E’ bene che le vittime facciano capo alle associazioni. L’ ANVU è l’unione di chi ha vissuto in prima persona l’usura per cui chi meglio di noi può capire i problemi e i disagi che si vivono. Con l’attuazione della legge del 1996, essendo ben sovvenzionata e con molto denaro che ruota attorno, le associazioni sono spuntate come funghi: molte riprendevano i nostri programmi e solo per questo ricevevano fondi. Insomma speculazioni e sperperi anche in questo senso: pensi che l’associazione F.A.I. ha ricevuto ben 13 milioni di euro solo per gli sportelli di ascolto, un servizio che noi invece offriamo gratuitamente da anni. Nessuno deve più guadagnare sulle disgrazie. Basta parlare di usura solo come numeri, cifre e calcoli di probabilità: l’usura ha il volto delle vittime e dei carnefici.

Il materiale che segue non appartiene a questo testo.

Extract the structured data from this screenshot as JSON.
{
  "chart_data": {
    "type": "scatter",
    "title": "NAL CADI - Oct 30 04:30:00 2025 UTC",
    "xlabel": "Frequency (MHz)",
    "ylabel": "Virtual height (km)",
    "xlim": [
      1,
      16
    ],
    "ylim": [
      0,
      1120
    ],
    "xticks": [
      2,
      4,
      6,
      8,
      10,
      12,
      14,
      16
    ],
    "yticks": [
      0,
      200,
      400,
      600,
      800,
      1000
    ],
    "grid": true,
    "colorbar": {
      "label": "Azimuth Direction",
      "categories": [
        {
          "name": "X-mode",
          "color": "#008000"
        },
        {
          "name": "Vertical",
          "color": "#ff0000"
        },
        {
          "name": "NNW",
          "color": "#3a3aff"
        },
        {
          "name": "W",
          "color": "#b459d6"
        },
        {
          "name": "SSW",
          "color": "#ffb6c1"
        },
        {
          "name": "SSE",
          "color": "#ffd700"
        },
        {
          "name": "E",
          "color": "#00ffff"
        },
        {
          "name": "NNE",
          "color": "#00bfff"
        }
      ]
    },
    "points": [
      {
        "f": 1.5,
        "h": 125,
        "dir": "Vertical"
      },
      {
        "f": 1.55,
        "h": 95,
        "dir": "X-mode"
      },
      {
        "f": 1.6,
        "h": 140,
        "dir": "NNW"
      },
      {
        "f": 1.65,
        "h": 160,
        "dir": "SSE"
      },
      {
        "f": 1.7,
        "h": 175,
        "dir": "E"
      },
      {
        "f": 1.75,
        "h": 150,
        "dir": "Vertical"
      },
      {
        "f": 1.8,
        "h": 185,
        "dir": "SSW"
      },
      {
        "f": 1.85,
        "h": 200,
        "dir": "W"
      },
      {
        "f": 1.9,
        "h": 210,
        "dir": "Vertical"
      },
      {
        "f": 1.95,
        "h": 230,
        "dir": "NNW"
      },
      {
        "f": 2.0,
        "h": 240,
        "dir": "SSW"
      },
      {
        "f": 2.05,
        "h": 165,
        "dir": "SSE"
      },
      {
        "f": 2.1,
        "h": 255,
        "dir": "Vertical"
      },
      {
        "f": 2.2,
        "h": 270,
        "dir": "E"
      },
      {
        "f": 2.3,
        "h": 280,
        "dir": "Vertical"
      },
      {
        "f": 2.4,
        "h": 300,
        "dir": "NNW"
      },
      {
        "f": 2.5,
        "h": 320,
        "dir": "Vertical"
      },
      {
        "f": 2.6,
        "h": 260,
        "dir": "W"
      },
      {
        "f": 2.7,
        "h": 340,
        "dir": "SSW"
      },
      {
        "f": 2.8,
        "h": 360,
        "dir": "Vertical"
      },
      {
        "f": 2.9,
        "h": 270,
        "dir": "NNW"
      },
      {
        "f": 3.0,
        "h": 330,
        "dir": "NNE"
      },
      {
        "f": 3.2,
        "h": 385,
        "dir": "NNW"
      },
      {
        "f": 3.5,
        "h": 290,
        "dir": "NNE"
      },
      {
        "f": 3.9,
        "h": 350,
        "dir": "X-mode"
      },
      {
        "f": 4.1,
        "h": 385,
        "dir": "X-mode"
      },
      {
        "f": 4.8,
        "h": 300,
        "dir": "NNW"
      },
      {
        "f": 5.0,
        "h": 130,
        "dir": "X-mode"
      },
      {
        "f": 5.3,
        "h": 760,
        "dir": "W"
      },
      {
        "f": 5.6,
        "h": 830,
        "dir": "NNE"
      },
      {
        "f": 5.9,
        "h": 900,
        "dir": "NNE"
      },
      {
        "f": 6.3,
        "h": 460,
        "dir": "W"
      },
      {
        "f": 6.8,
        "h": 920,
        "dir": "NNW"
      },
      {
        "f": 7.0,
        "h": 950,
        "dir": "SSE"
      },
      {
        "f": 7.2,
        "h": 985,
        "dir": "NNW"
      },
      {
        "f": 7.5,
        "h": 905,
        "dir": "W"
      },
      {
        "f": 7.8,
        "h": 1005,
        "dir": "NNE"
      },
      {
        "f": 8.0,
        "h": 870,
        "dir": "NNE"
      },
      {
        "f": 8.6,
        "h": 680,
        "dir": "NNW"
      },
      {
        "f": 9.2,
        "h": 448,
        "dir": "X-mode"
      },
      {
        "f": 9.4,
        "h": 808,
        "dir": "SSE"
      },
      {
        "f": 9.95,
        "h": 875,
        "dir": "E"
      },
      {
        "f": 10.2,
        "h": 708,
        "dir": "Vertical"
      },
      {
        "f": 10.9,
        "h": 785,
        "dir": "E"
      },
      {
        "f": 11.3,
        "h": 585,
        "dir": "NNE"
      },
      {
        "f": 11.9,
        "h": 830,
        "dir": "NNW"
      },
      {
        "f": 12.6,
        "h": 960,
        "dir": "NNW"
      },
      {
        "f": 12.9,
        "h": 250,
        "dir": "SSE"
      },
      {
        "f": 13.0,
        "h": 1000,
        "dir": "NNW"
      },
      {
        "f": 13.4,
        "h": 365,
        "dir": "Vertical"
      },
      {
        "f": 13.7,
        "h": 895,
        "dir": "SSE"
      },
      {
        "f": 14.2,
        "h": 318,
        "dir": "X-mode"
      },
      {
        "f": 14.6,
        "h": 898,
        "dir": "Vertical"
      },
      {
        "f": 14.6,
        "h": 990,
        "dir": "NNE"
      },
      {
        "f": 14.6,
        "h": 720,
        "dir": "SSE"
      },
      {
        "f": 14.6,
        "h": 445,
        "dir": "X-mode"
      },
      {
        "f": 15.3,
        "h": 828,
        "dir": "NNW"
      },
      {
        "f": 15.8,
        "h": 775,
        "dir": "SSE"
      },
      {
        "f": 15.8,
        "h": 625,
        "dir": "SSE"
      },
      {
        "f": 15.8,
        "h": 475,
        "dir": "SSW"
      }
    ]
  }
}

Le denunce sono diminuite perché la gente ha paura e non si sente protetta dallo Stato. Ma come biasimarli? Io stessa sono stata abbandonata dalle istituzioni eppure come associazione e come vittima mi batto per l’importanza della denuncia come dovere civile e come primo passo, almeno, per cominciare ad uscire dai ricatti e dalle violenze. Lo Stato deve davvero investire nella lotta anti-usura applicando sempre la legge: le vittime non possono essere messe sotto interrogatorio dalle commissioni ma bisogna tutelarle di più. Chi è vittima di usurai perde tutto: lavoro,casa e futuro, io per esempio non avrò una pensione perché non ho potuto pagare i contributi. Inoltre i processi sono troppo lunghi e l’80 percento di questi va anche in prescrizione e non ricevono neanche risarcimenti.